2 R Project Setup

TipLearning Objectives
  • Practice creating an R Project
  • Organize an R Project for effective project management
  • Understand how to move in an R Project using paths and working directories

1 Create an R Project

An R project is tied to a directory on your local computer, and makes organizing your work and collaborating with others easier.

The Big Idea: using an R project is a reproducible research best practice because it bundles all your work within a working directory. Consider your current data analysis workflow. Where do you import you data? Where do you clean and wrangle it? Where do you create graphs, and ultimately, a final report? Are you going back and forth between multiple software tools like Microsoft Excel, R, and Google Docs? Using an R project (and the tools in R) will consolidate this process because it can all be done (and updated) in using one software tool, RStudio, and within one R project.

TipR Project Setup
  1. In the “File” menu, select “New Project”
  2. Click “New Directory”
  3. Click “New Project”
  4. Under “Directory name” type: training_{USERNAME} (i.e. training_lopazanski)
  5. Leave “Create Project as subdirectory of:” set to the location where you want to save the project on your computer.
  6. Click “Create Project”

RStudio should open your new project automatically after creating it. One way to check this is by looking at the top right corner and checking for the project name.

2 Organizing an R Project

The next step is to populate that project with relevant directories. There are many tools that can do this automatically (e.g., rrtools or usethis::create_package()). The goal is to organize your project so that it is a compendium of your research. This means that the project has all of the digital parts needed to replicate your analysis, like code, figures, the manuscript, and data.

Some common directories are:

  • data: where we store data (often contains subdirectories for raw, processed, and metadata data)
  • scripts: has all scripts where you clean and wrangle data and run your analysis
  • plots or figs: generated plots, graphs, and figures
  • docs: summaries or reports of analysis or other relevant project information

Directory organization varies from project to project, but the goal is to create a well-organized project for both reproducibility and collaboration.

TipProject Sub-directories

For this series we will create 3 folders (directories) in our training_{USERNAME} Rproject.

In the files pane in RStudio (bottom right), click on the New Folder button (with a green circle and plus sign) and create 3 new folders: data, plots, scripts.

3 Moving in an R Project using Paths & Working Directories

Artwork by Allison Horst. A cartoon of a cracked glass cube looking frustrated with casts on its arm and leg, with bandaids on it, containing “setwd,” looks on at a metal riveted cube labeled “R Proj” holding a skateboard looking sympathetic, and a smaller cube with a helmet on labeled “here” doing a trick on a skateboard.

Now that we have a project created (we know it’s an R Project because we see a .Rproj file in our Files pane), we can move files within that project. We do this using paths.

There are two types of paths in computing: absolute paths and relative paths.

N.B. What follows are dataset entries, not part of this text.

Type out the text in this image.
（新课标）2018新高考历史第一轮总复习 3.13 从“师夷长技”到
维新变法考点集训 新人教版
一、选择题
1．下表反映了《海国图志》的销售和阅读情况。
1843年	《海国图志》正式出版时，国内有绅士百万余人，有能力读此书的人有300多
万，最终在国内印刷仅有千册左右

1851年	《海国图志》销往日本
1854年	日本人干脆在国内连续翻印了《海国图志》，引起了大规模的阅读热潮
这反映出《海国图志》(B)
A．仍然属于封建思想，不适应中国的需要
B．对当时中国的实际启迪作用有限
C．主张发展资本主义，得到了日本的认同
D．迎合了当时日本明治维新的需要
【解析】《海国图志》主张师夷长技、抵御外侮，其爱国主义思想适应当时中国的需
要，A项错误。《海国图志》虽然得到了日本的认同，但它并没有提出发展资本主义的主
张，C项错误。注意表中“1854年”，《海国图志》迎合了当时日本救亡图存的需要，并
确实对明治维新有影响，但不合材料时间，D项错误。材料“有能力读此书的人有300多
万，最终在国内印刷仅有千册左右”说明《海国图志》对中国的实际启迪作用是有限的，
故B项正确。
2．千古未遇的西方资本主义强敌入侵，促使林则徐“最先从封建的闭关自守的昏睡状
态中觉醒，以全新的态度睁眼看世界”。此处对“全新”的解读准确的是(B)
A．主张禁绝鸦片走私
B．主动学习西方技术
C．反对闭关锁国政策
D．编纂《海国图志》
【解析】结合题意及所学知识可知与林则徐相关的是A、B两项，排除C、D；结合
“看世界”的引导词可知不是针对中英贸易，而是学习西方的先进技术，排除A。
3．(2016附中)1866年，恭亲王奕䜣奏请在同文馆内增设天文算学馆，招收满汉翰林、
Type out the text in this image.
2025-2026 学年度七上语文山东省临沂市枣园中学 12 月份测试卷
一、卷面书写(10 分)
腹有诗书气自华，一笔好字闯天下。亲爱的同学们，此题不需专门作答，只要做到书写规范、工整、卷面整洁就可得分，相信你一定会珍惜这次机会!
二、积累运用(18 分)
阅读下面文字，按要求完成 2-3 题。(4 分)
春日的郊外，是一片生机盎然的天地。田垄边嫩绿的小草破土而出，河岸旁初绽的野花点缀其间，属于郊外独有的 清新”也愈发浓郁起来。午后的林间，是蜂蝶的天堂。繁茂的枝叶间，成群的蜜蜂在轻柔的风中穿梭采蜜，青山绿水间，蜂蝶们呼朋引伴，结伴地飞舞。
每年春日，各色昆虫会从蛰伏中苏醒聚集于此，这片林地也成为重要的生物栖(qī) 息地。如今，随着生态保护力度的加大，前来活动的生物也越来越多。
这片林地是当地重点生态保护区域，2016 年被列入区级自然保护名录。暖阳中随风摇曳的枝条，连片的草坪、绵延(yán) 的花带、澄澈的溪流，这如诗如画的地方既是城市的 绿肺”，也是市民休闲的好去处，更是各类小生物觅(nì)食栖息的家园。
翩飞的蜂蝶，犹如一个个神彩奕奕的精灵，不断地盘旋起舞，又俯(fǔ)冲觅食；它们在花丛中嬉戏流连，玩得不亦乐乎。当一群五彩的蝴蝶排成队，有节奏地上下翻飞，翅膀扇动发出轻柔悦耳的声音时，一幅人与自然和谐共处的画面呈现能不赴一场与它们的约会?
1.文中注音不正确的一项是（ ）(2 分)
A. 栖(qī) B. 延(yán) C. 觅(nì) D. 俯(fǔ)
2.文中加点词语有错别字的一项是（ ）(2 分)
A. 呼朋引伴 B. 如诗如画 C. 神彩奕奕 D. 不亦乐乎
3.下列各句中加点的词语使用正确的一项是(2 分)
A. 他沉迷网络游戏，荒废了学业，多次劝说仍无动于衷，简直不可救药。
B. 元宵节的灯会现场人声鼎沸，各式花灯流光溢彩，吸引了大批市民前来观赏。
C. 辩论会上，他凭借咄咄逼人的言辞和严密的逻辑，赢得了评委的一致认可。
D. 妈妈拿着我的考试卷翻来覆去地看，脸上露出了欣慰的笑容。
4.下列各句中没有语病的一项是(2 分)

  • Absolute paths always starts with the root of your file system and locates files from there. The absolute path to my project directory is: /home/lopazanski/github/training_lopazanski

  • Relative paths start from some location in your file system that is below the root. Relative paths are combined with the path of that location to locate files on your system. R (and some other languages like MATLAB) refer to the location where the relative path starts as our working directory.

RStudio projects automatically set the working directory to the directory of the project. This means that you can reference files from within the project without worrying about where the project directory itself is. If I want to read in a file from the data directory within my project, I can simply type read.csv("data/samples.csv") as opposed to read.csv("/home/lopazanski/github/training_lopazanski/data/samples.csv").

This is not only convenient for you, but also when working collaboratively. We will talk more about this later, but if Joe makes a copy of my R project that I have published on GitHub, and I am using relative paths, he can run my code exactly as I have written it, without going back and changing /home/lopazanski/github/training_lopazanski/data/samples.csv to /home/morton/github/training_morton/data/samples.csv.

Note that once you start working in projects you should basically never need to run the setwd() command. If you are in the habit of doing this, stop and take a look at where and why you do it. Could Leveraging the working directory concept of R projects could likely eliminate this need.

Similarly, think about how you work with absolute paths. You could likely leverage the working directory of your R project to replace these with relative paths and make your code more portable.